听俞大猷这么说,林延潮突然想起来。好似戚家军,俞家军选兵时有个规矩,城乡的油滑之徒不要,老兵油子不要,见惯官府的城里人不要,最好是见官府有胆怯之意的乡野之人,农村人和矿徒最好。
后世曾国藩组建湘军,也是拿着这规矩招兵,要手上有老茧农家子弟才行。
想到这一茬,林延潮就道:“俞大帅,你这就错了。”
俞大猷没说什么,一旁押解林延潮的兵丁展明喝道:“小子,大胆!大帅也是你冒犯的吗?”
林延潮揉了揉耳朵道:“大哥,你说话可不可以别这么大声。
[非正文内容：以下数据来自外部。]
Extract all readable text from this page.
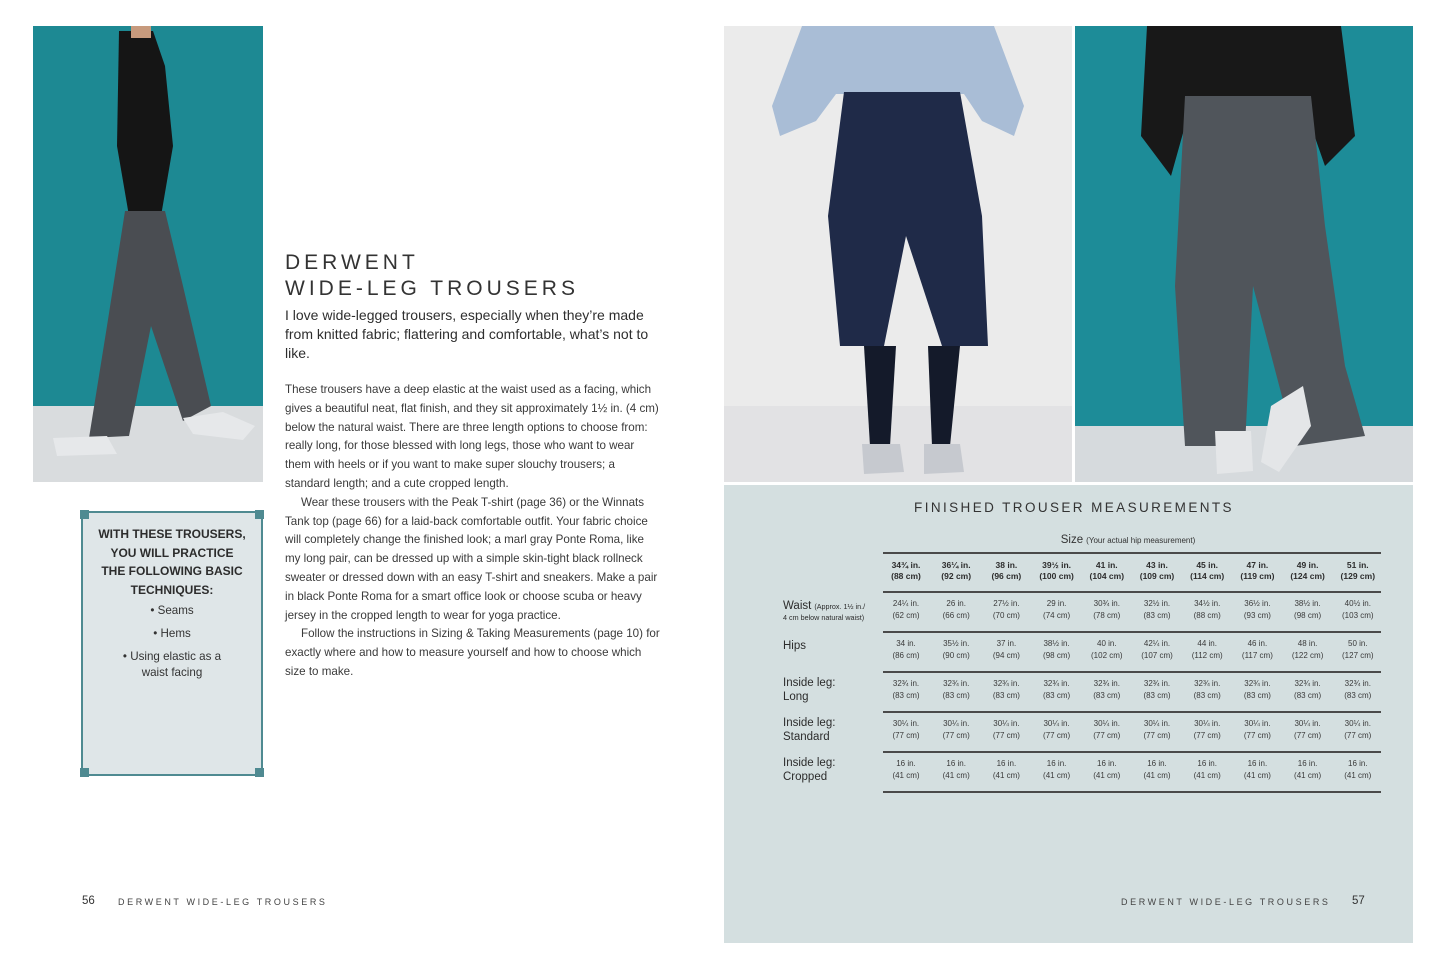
DERWENT
WIDE-LEG TROUSERS

I love wide-legged trousers, especially when they’re made from knitted fabric; flattering and comfortable, what’s not to like.

These trousers have a deep elastic at the waist used as a facing, which gives a beautiful neat, flat finish, and they sit approximately 1½ in. (4 cm) below the natural waist. There are three length options to choose from: really long, for those blessed with long legs, those who want to wear them with heels or if you want to make super slouchy trousers; a standard length; and a cute cropped length.

Wear these trousers with the Peak T-shirt (page 36) or the Winnats Tank top (page 66) for a laid-back comfortable outfit. Your fabric choice will completely change the finished look; a marl gray Ponte Roma, like my long pair, can be dressed up with a simple skin-tight black rollneck sweater or dressed down with an easy T-shirt and sneakers. Make a pair in black Ponte Roma for a smart office look or choose scuba or heavy jersey in the cropped length to wear for yoga practice.

Follow the instructions in Sizing & Taking Measurements (page 10) for exactly where and how to measure yourself and how to choose which size to make.

WITH THESE TROUSERS,
YOU WILL PRACTICE
THE FOLLOWING BASIC
TECHNIQUES:
• Seams
• Hems
• Using elastic as a
waist facing
56	DERWENT WIDE-LEG TROUSERS
FINISHED TROUSER MEASUREMENTS
Size (Your actual hip measurement)
34¾ in.
(88 cm)
36¼ in.
(92 cm)
38 in.
(96 cm)
39½ in.
(100 cm)
41 in.
(104 cm)
43 in.
(109 cm)
45 in.
(114 cm)
47 in.
(119 cm)
49 in.
(124 cm)
51 in.
(129 cm)
Waist (Approx. 1½ in./
4 cm below natural waist)
24¼ in.
(62 cm)
26 in.
(66 cm)
27½ in.
(70 cm)
29 in.
(74 cm)
30¾ in.
(78 cm)
32½ in.
(83 cm)
34½ in.
(88 cm)
36½ in.
(93 cm)
38½ in.
(98 cm)
40½ in.
(103 cm)
Hips	34 in.
(86 cm)
35½ in.
(90 cm)
37 in.
(94 cm)
38½ in.
(98 cm)
40 in.
(102 cm)
42¼ in.
(107 cm)
44 in.
(112 cm)
46 in.
(117 cm)
48 in.
(122 cm)
50 in.
(127 cm)
Inside leg:
Long
32¾ in.
(83 cm)
32¾ in.
(83 cm)
32¾ in.
(83 cm)
32¾ in.
(83 cm)
32¾ in.
(83 cm)
32¾ in.
(83 cm)
32¾ in.
(83 cm)
32¾ in.
(83 cm)
32¾ in.
(83 cm)
32¾ in.
(83 cm)
Inside leg:
Standard
30¼ in.
(77 cm)
30¼ in.
(77 cm)
30¼ in.
(77 cm)
30¼ in.
(77 cm)
30¼ in.
(77 cm)
30¼ in.
(77 cm)
30¼ in.
(77 cm)
30¼ in.
(77 cm)
30¼ in.
(77 cm)
30¼ in.
(77 cm)
Inside leg:
Cropped
16 in.
(41 cm)
16 in.
(41 cm)
16 in.
(41 cm)
16 in.
(41 cm)
16 in.
(41 cm)
16 in.
(41 cm)
16 in.
(41 cm)
16 in.
(41 cm)
16 in.
(41 cm)
16 in.
(41 cm)
DERWENT WIDE-LEG TROUSERS 57
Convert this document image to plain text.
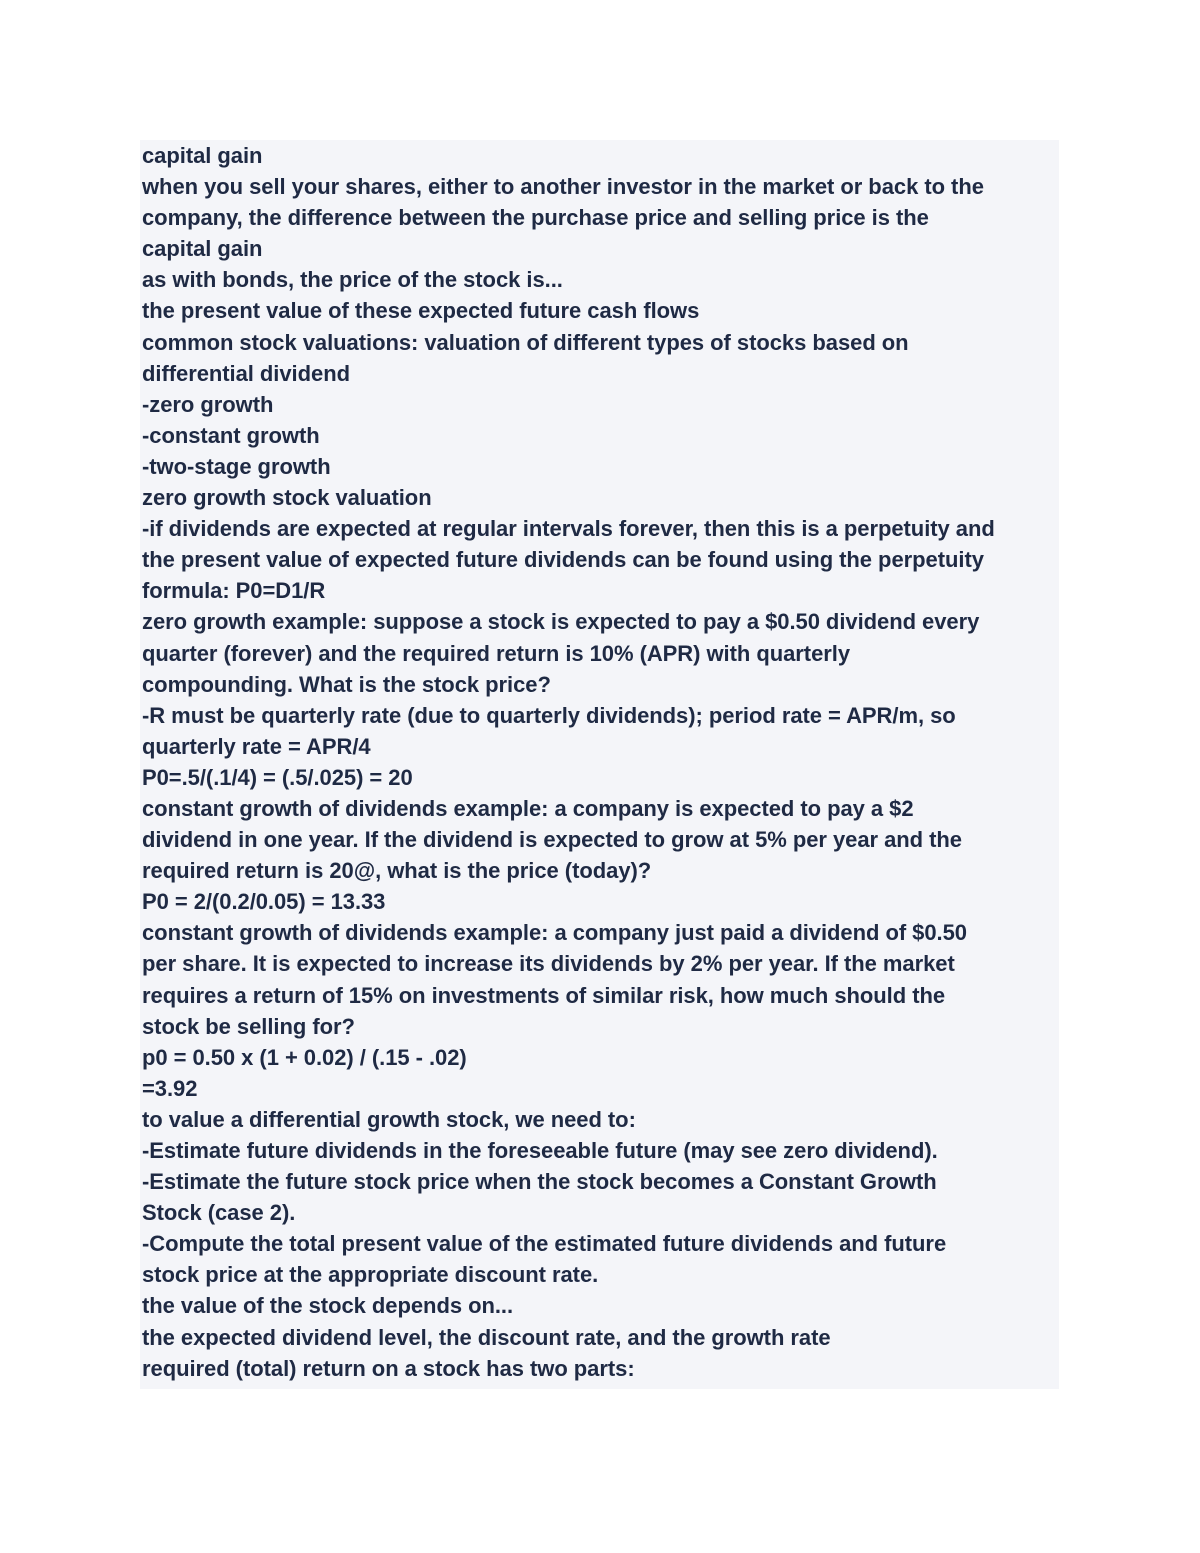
capital gain
when you sell your shares, either to another investor in the market or back to the
company, the difference between the purchase price and selling price is the
capital gain
as with bonds, the price of the stock is...
the present value of these expected future cash flows
common stock valuations: valuation of different types of stocks based on
differential dividend
-zero growth
-constant growth
-two-stage growth
zero growth stock valuation
-if dividends are expected at regular intervals forever, then this is a perpetuity and
the present value of expected future dividends can be found using the perpetuity
formula: P0=D1/R
zero growth example: suppose a stock is expected to pay a $0.50 dividend every
quarter (forever) and the required return is 10% (APR) with quarterly
compounding. What is the stock price?
-R must be quarterly rate (due to quarterly dividends); period rate = APR/m, so
quarterly rate = APR/4
P0=.5/(.1/4) = (.5/.025) = 20
constant growth of dividends example: a company is expected to pay a $2
dividend in one year. If the dividend is expected to grow at 5% per year and the
required return is 20@, what is the price (today)?
P0 = 2/(0.2/0.05) = 13.33
constant growth of dividends example: a company just paid a dividend of $0.50
per share. It is expected to increase its dividends by 2% per year. If the market
requires a return of 15% on investments of similar risk, how much should the
stock be selling for?
p0 = 0.50 x (1 + 0.02) / (.15 - .02)
=3.92
to value a differential growth stock, we need to:
-Estimate future dividends in the foreseeable future (may see zero dividend).
-Estimate the future stock price when the stock becomes a Constant Growth
Stock (case 2).
-Compute the total present value of the estimated future dividends and future
stock price at the appropriate discount rate.
the value of the stock depends on...
the expected dividend level, the discount rate, and the growth rate
required (total) return on a stock has two parts:
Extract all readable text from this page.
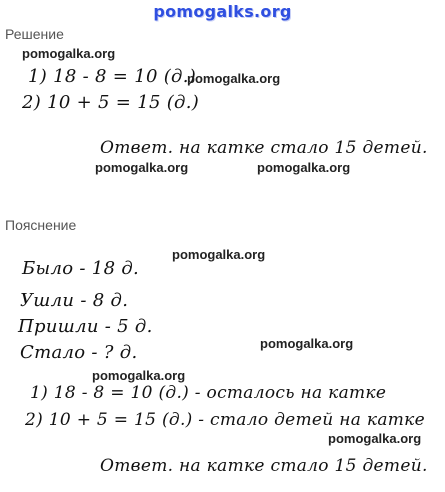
pomogalks.org
Решение
pomogalka.org
1) 18 - 8 = 10 (д.)
pomogalka.org
2) 10 + 5 = 15 (д.)
Ответ. на катке стало 15 детей.
pomogalka.org	pomogalka.org
Пояснение
pomogalka.org
Было - 18 д.
Ушли - 8 д.
Пришли - 5 д.
pomogalka.org
Стало - ? д.
pomogalka.org
1) 18 - 8 = 10 (д.) - осталось на катке
2) 10 + 5 = 15 (д.) - стало детей на катке
pomogalka.org
Ответ. на катке стало 15 детей.
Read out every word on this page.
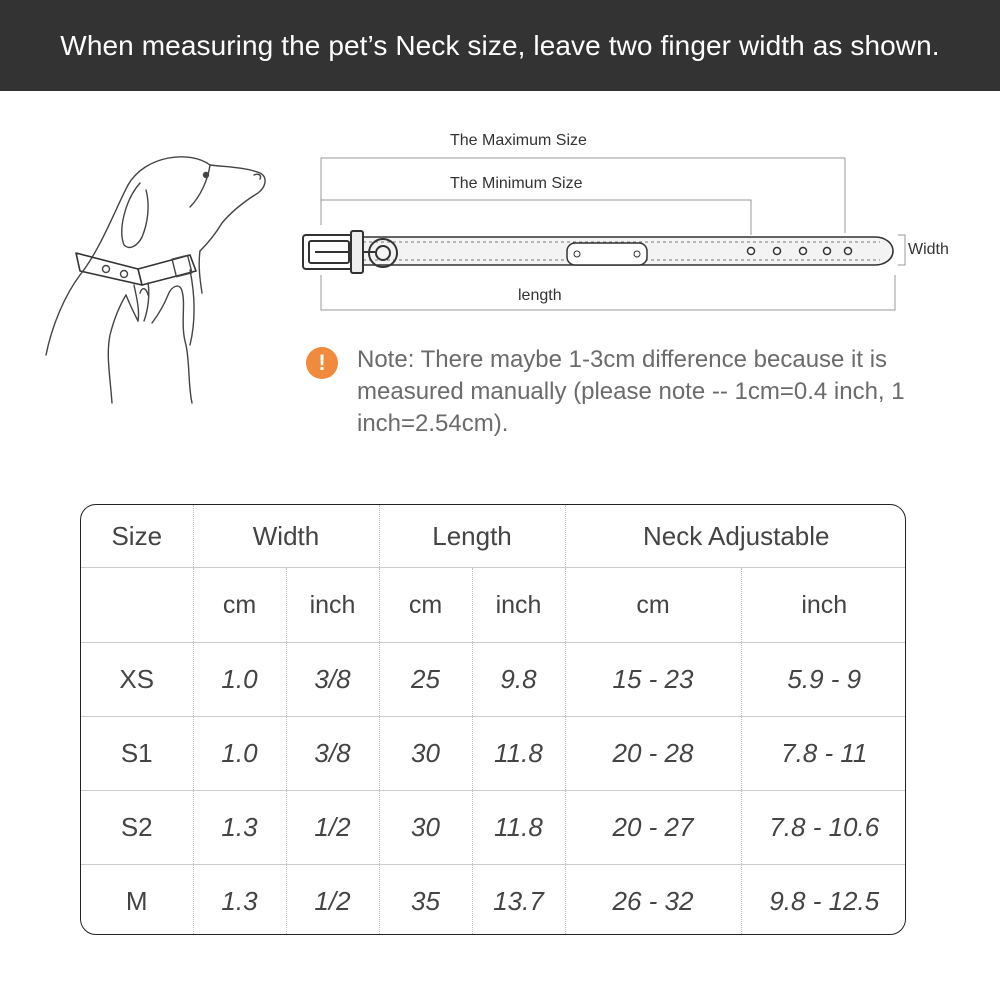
When measuring the pet’s Neck size, leave two finger width as shown.
The Maximum Size
The Minimum Size
length
Width
!	Note: There maybe 1-3cm difference because it is measured manually (please note -- 1cm=0.4 inch, 1 inch=2.54cm).
Size	Width		Length		Neck Adjustable	
	cm	inch	cm	inch	cm	inch
XS	1.0	3/8	25	9.8	15 - 23	5.9 - 9
S1	1.0	3/8	30	11.8	20 - 28	7.8 - 11
S2	1.3	1/2	30	11.8	20 - 27	7.8 - 10.6
M	1.3	1/2	35	13.7	26 - 32	9.8 - 12.5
”
俞大猷摆了摆手,展明这才将按刀的手放下。
“你倒是说本帅怎么说错了?”俞大猷道。
林延潮道:“俞大帅,在下不是城里人,我也是农家子出身啊!”
“是吗?”俞大猷神色倒是缓了缓。
林延潮道:“是,我家住洪塘乡,家里世代务农为生,我爷爷年轻时,还在抚院当过机兵,与戚爷爷一起打过倭寇。”